Professor of Statistics
Department of Statistics
hhuang@stat.berkeley.edu
(510) 642-6433

Research Expertise and Interest

bioinformatics, biological sequence analysis, distributional approximation, interaction networks, regulatory networks, sequence weighting methods, statistics

Description

My research interests concern the development and application of statistical/mathematical methods for problems associated with various biological systems and data. Recent projects include: 1). Regulatory sequence analysis.
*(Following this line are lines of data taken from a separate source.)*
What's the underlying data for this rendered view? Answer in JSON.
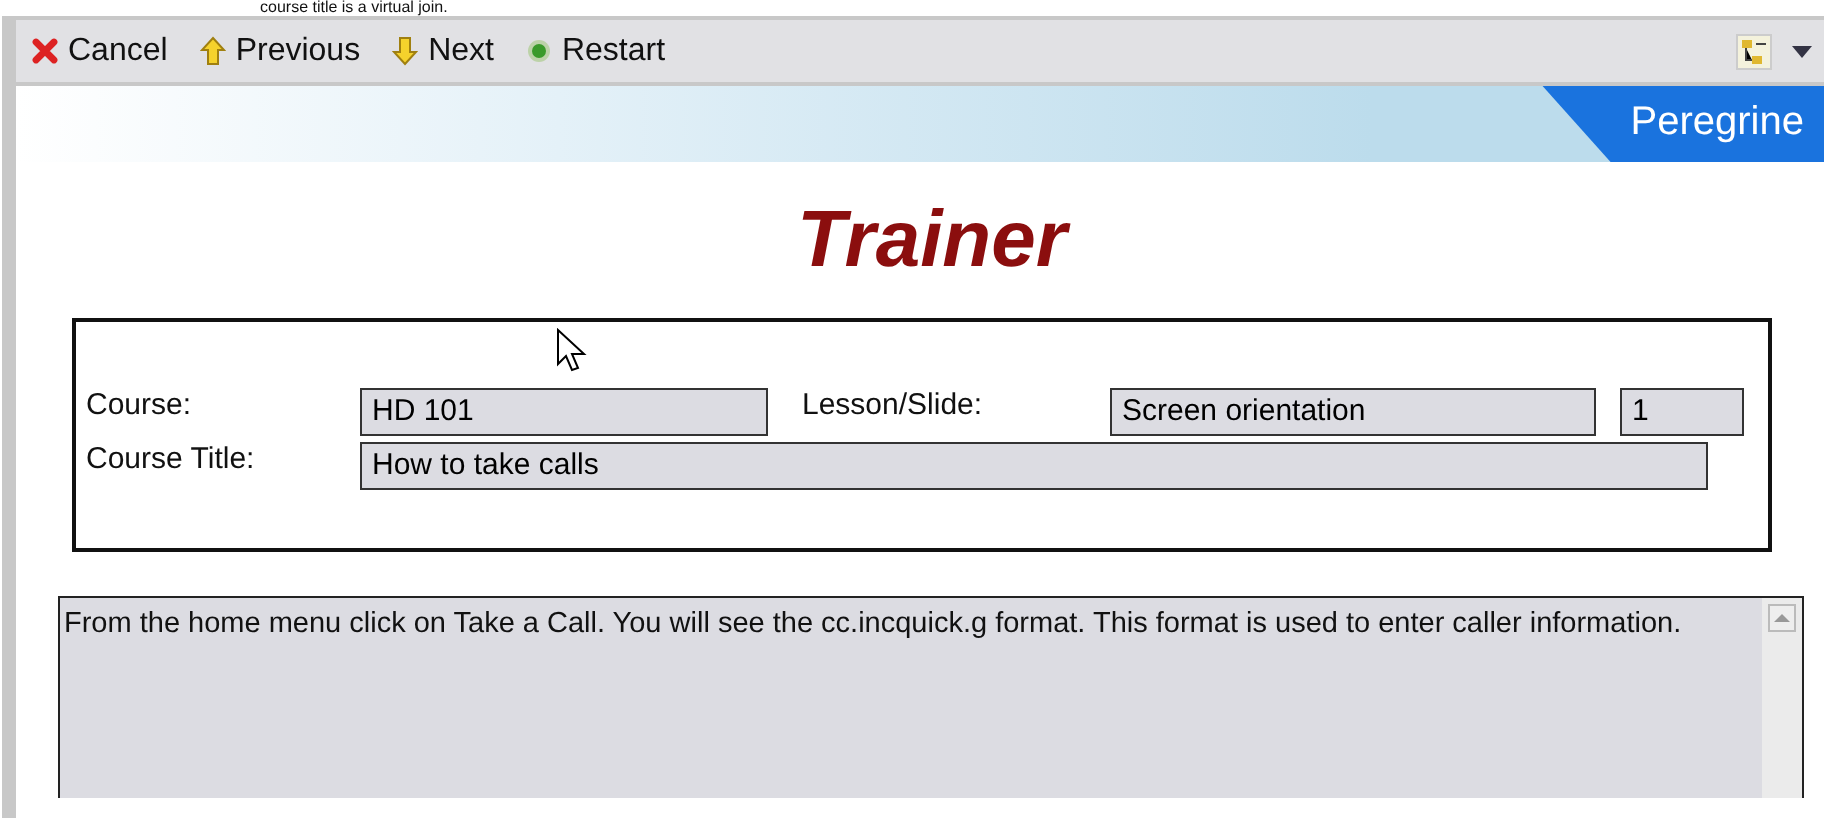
{
  "caption": "course title is a virtual join.",
  "toolbar": {
    "buttons": [
      {
        "kind": "cancel",
        "label": "Cancel"
      },
      {
        "kind": "previous",
        "label": "Previous"
      },
      {
        "kind": "next",
        "label": "Next"
      },
      {
        "kind": "restart",
        "label": "Restart"
      }
    ]
  },
  "banner": {
    "brand": "Peregrine"
  },
  "title": "Trainer",
  "form": {
    "course_label": "Course:",
    "course": "HD 101",
    "lesson_label": "Lesson/Slide:",
    "lesson": "Screen orientation",
    "slide": "1",
    "title_label": "Course Title:",
    "course_title": "How to take calls"
  },
  "description": "From the home menu click on Take a Call. You will see the cc.incquick.g format. This format is used to enter caller information."
}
We present a p-value based scoring scheme using probability generating functions to evaluate the potential transcription factor binding sites (TFBSs). We introduce the local genomic context into the model so that candidate sites are evaluated based both on their similarities to known binding sites and on their contrasts against their respective local genomic contexts. We demonstrate that our approach is advantageous in the prediction of myogenin and MEF2 binding sites in the human genome. This method has been packaged for use (available upon request). High eukaryotic genomes present a particular challenge to the computational identification of TFBSs because of their long non-coding regions and large numbers of repeat elements. I am very attracted to the problems associated with binding sites/motifs discovery in high-level organisms. An ongoing project is to describe the target binding motifs using the evolutionary information of associated species under a tree-based model. We expect that the new derived motifs would help better understand the evolutionary development of the binding sites. 2). Analysis of large-scale expression data. With Li Cai (Dana Farber Cancer Institute) and others, we work on SAGE data and develop a clustering algorithm to group tags sharing similar count patterns under different conditions. This algorithm is designed based on the nature of the SAGE data, and evidenced to be advantageous in analyzing the developing and mature mouse retina data (Cepko's lab, Harvard Medical School). An Ongoing project is to develop methods for accurately estimating gene correlations across multiple dependent arrays. The developed methods will be applied to a set of cross-platform microarray datasets for identifying regulators of transcription modules (collaborating with Zhou's lab at USC). 3). Mathematical/statistical theories: I am also interested in studying the mathematical/statistical theories underlying those computational methods.